In the case of WordPress themes, this factor weighs heavily in favor of a finding of fair use. No theme that I’ve ever seen incorporates any actual code from WordPress; instead, they rely on function calls to the main program, asking it to send data back to the program that comprises the theme. In other words, the only portion of WordPress “copied” are the names of the functions themselves. As a percentage of the total amount of code in WordPress itself, this is simply a tiny amount. Furthermore, the names of the functions are, in themselves, hardly the core part of the expression from a qualitative nature. Both from a quantity perspective and a quality perspective, there is almost no significant copying of any protected WordPress code. Factor three, then, weighs in favor of fair use.

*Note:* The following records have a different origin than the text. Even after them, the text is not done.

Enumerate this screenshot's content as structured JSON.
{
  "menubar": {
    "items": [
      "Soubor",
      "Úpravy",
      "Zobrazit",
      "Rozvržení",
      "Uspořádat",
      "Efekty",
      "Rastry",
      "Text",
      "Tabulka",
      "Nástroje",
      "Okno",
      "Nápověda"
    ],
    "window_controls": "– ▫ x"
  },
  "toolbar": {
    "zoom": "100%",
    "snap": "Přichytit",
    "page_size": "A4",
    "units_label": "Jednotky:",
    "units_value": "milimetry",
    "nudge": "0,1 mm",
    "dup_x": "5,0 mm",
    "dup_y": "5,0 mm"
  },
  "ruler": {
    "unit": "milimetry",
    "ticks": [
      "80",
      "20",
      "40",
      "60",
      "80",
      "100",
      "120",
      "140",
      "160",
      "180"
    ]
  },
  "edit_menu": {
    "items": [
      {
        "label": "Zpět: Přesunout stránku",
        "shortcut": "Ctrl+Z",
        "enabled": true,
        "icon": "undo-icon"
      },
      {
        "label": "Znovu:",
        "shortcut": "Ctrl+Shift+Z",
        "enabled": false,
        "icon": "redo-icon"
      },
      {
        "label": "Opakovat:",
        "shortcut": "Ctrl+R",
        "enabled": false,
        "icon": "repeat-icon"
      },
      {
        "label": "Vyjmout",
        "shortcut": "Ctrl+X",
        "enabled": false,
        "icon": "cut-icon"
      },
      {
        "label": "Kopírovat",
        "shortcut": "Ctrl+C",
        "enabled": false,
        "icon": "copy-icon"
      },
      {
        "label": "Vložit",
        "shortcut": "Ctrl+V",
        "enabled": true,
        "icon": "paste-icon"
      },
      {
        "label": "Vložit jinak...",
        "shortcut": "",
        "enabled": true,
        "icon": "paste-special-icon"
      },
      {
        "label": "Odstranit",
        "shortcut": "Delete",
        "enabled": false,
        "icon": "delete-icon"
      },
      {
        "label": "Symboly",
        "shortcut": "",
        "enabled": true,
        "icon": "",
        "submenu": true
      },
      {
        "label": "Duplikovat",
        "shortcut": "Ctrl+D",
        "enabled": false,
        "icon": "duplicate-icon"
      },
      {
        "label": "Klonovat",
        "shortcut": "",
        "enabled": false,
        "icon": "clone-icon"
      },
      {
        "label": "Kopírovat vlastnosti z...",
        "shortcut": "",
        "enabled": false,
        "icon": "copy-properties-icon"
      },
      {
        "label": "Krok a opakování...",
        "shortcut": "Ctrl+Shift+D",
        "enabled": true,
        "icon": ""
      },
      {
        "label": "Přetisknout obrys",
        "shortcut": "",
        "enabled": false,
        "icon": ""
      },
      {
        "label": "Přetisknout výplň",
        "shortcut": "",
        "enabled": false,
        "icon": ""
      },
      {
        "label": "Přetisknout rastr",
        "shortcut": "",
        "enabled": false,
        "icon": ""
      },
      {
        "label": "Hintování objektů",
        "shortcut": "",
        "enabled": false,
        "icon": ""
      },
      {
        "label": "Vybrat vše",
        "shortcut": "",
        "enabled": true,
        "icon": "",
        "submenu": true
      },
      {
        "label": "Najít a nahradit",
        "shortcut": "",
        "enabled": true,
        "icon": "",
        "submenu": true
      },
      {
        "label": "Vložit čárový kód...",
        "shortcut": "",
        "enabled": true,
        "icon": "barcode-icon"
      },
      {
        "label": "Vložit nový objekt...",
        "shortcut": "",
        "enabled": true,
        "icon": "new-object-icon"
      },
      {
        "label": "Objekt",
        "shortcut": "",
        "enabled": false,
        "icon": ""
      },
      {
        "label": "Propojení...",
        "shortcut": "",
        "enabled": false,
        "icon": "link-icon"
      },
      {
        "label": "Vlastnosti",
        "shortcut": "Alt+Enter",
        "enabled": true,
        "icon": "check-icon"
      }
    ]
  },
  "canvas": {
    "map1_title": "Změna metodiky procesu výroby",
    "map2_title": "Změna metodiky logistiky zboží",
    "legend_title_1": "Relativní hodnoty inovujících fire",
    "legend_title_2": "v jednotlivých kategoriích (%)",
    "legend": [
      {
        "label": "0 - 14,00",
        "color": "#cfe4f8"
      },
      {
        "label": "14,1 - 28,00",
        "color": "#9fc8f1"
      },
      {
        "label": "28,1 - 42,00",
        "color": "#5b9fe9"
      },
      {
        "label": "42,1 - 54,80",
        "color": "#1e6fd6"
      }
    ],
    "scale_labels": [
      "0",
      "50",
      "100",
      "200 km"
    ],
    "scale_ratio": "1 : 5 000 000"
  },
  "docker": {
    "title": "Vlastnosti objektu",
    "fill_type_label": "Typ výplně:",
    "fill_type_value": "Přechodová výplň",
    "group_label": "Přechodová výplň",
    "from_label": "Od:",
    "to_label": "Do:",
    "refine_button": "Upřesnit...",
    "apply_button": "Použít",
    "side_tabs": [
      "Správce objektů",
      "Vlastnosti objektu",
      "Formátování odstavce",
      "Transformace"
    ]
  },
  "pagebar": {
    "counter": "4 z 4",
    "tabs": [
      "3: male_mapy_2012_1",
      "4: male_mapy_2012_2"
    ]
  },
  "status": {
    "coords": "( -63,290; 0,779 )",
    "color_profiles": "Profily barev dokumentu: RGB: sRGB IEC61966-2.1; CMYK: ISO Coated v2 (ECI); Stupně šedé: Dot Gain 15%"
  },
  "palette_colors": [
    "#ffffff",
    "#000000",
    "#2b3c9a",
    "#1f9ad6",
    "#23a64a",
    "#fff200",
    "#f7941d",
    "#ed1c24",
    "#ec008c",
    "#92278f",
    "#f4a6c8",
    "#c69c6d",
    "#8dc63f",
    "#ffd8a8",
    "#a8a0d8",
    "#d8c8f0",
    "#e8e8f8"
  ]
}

Effect on the potential market
The fourth factor, though, is the real clincher that leads me to believe the distribution of premium WordPress themes is fair use of any protected WordPress works. The “market effect” test has been deemed by our Supreme Court to be “undoubtedly the single most important element of fair use.” Harper & Row, Publishers, Inc. v. Nation Enterprises, 471 U.S. 539, 556-57, 105 S.Ct. 2218, 2233-34 (1985). The “market effect” test determines whether the alleged copyright infringement would somehow depress or diminish the ability of the author of the protected work to market that protected work.
In this case, the answer is a head-slapping “Of course not!” It is axiomatic that a WordPress theme cannot function unless there is a copy of WordPress running to support it; in fact, this is one of the arguments that GPL proponents make to support their case that the themes are derivative works. The “copying” by theme distributors can never displace a single copy of WordPress, so there is no negative effect on any potential market; and in fact, by enhancing the aesthetic and functional value of WordPress, themes promote more widespread use of the underlying software. Developers of WordPress themes increase the market for WordPress, not depress it. Increasing WordPress market share is in the theme developers’ best interest, for more WordPress users means more potential customers for premium themes.
Because the impact of premium themes on WordPress market share is at worst neutral, and in all likelihood premium themes substantially bolster the market share of WordPress with respect to its competitors, the fourth factor weighs heavily in favor of a finding of fair use. As the “most important element” of fair use, this finding cannot be understated.
What it all means: Blow it out your GPL
Of the four factors of fair use, two weigh heavily for fair use, one slightly in favor, and the other we allowed to tilt slightly against even though it could easily go in favor of fair use. To be sure, changing the underlying facts could change the outcome of any individual factor, but based on the facts as I understand them, development and distribution of WordPress themes, to the extent they engage in any “copying” or derivation from WordPress code, are resoundingly fair use of that code. And if they are fair use, then federal copyright law expressly allows them to be made, copied, and distributed with no regard whatsoever to the GPL or any other license that may apply.
So all the hemming and hawing about whether themes area derivative work, or “should be” a derivative work, is completely irrelevant. Because the GPL need not apply in either case.